Speaking personally, it occurred to me that it would be possible to have a formal agreement, but also that a tacit understanding might be possible in which each of us would refrain from deployment unless we concluded that the other side was going ahead.

Dobrynin said he would take this matter up with Brezhnev and Kosygin immediately upon his return. Because of the meetings which would be taking place in Moscow, he could not tell how soon we would have an answer. I pointed out that the urgency of the problem arose from the need of Secretary McNamara to present his budget to the Congress in January.6

  1. Source: Department of State, Central Files, DEF 12. Secret; Nodis. Drafted by Thompson. The source text is labeled “Part V of V.”
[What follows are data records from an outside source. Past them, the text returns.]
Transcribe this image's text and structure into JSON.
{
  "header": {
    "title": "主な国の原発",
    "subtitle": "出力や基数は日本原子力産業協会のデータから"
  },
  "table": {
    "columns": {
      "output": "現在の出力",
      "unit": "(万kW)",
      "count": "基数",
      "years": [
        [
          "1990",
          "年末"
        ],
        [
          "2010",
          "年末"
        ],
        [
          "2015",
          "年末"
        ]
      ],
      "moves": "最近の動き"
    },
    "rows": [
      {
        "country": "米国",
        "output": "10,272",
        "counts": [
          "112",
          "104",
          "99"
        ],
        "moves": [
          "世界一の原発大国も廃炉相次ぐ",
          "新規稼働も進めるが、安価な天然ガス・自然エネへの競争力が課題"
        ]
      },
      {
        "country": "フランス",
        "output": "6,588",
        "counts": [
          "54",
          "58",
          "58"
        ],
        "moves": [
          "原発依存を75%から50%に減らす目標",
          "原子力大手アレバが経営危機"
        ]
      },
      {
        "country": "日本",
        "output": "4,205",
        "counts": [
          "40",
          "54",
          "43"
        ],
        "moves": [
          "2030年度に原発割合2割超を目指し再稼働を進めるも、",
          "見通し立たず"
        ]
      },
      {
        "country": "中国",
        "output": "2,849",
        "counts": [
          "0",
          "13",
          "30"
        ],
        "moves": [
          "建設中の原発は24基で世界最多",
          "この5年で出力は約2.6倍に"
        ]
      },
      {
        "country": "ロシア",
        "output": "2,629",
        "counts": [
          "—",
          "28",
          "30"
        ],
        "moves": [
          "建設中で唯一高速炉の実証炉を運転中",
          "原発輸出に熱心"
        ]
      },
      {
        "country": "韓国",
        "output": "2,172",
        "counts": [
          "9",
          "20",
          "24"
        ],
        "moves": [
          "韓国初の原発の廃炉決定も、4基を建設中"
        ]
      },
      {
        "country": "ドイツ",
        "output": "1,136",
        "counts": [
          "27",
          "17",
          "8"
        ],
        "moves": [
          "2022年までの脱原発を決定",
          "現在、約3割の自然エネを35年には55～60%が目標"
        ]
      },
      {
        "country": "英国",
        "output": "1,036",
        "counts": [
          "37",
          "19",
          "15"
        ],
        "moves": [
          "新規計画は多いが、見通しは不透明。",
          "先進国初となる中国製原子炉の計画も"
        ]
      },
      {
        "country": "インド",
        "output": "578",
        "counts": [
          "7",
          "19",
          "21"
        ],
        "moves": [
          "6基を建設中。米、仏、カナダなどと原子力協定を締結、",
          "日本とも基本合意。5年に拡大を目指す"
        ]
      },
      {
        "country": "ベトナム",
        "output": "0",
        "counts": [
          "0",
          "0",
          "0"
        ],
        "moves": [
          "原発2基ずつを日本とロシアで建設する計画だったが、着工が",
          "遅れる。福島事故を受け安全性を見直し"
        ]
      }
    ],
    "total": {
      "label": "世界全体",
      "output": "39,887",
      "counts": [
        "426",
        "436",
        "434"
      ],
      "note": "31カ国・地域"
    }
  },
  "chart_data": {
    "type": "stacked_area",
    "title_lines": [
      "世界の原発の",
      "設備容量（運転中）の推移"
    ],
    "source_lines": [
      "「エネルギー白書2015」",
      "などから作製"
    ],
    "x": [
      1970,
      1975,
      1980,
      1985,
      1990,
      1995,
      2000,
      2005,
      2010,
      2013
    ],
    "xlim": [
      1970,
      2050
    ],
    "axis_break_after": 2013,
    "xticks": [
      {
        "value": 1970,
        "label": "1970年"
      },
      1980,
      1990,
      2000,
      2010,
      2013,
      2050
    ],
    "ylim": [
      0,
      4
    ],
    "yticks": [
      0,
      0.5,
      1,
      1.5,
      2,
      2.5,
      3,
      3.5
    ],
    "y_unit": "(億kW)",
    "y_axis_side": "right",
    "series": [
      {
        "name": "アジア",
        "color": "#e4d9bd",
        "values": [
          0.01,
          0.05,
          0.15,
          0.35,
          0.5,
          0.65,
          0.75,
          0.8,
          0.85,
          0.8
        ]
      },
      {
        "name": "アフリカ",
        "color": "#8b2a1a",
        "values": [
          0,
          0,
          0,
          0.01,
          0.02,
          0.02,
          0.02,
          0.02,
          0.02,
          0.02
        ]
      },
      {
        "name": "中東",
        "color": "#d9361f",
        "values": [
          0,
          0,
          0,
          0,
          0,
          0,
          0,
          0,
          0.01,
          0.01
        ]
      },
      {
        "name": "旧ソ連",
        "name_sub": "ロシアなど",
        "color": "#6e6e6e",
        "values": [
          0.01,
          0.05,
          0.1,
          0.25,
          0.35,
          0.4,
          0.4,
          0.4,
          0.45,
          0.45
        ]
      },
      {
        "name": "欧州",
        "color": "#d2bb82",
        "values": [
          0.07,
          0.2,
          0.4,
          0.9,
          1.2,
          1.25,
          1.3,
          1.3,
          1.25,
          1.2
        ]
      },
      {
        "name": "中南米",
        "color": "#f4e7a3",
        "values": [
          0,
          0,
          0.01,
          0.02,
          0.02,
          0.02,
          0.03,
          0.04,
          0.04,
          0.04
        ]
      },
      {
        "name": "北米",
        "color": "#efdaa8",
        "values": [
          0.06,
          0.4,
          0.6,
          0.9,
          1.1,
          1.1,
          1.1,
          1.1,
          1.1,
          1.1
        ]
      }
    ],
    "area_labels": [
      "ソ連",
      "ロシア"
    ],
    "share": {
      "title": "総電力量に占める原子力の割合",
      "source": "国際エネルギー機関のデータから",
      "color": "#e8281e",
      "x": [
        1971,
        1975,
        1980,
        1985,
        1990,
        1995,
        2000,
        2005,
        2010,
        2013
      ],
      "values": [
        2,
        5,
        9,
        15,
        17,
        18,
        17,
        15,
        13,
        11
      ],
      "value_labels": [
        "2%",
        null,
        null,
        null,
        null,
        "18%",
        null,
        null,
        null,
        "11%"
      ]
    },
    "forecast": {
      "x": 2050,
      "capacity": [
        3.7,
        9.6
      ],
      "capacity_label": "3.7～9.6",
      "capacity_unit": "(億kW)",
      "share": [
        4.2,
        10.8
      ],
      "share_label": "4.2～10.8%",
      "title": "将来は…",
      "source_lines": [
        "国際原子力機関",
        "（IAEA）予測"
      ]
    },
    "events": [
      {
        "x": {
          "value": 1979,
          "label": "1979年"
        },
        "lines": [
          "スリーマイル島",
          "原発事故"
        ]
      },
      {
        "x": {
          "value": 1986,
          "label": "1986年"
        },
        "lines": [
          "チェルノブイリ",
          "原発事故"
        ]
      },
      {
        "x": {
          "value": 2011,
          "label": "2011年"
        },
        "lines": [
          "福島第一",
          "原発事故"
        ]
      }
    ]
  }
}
  2. When Thompson brought up the subject of ABMs at a luncheon meeting on December 6, Dobrynin reminded him that the U.S. Government had never responded to the Soviet Government’s reply to Foster on March 17 that the question of limitation of ABM systems was worthy of consideration because of the huge sums of money involved. Dobrynin also told Thompson that the ABM question should be considered together with the problem of delivery systems of offensive nuclear missiles. (Memorandum of Conversation; ibid.) In a supplementary memorandum of this December 6 conversation, Thompson added that Dobrynin asked why Secretary McNamara had made statements about the ABM problem that might only stimulate pressure upon him to deploy an ABM system. When Thompson responded that McNamara, by mentioning evidence of a Soviet deployment and by stating that it had already been taken into account in the administration’s plans, “had intended to build a kind of backfire against just such a demand,” Dobrynin remarked that he understood and had already come to the conclusion that “this was a kind of anticipatory blow.” (Memorandum, December 7; ibid.)
  3. A memorandum of the Secretary’s March 18 conversation with Dobrynin on limitations on ICBMs and ABMs is ibid., DEF 18.
  4. In a telephone conversation with President Johnson earlier that day, Secretary McNamara said that Thompson wanted authorization to tell Dobrynin at their 4:30 p.m. meeting that afternoon that the President endorsed talks with the Soviet Union on the ABM issue. President Johnson replied, “Yes … Let’s go ahead. That sounds good.” He added that he could not think of anything that “would be more desirable” than “an agreement that would hold in that field.” (Johnson Library, Records and Transcripts, Recording of Telephone Conversation between President Johnson and Secretary McNamara, December 7, 1966, 2:16 p.m., Tape F6612.01, Side A)
  5. Secretary Rusk was abroad from December 4-18, first visiting Japan, then Taiwan, Vietnam, Thailand, India, Iran, and finally France, where he attended the NATO Ministerial Meeting December 13-16.
  6. For excerpts of McNamara’s budget statement, January 25, 1967, see Documents on Disarmament, 1967, pp. 5-24.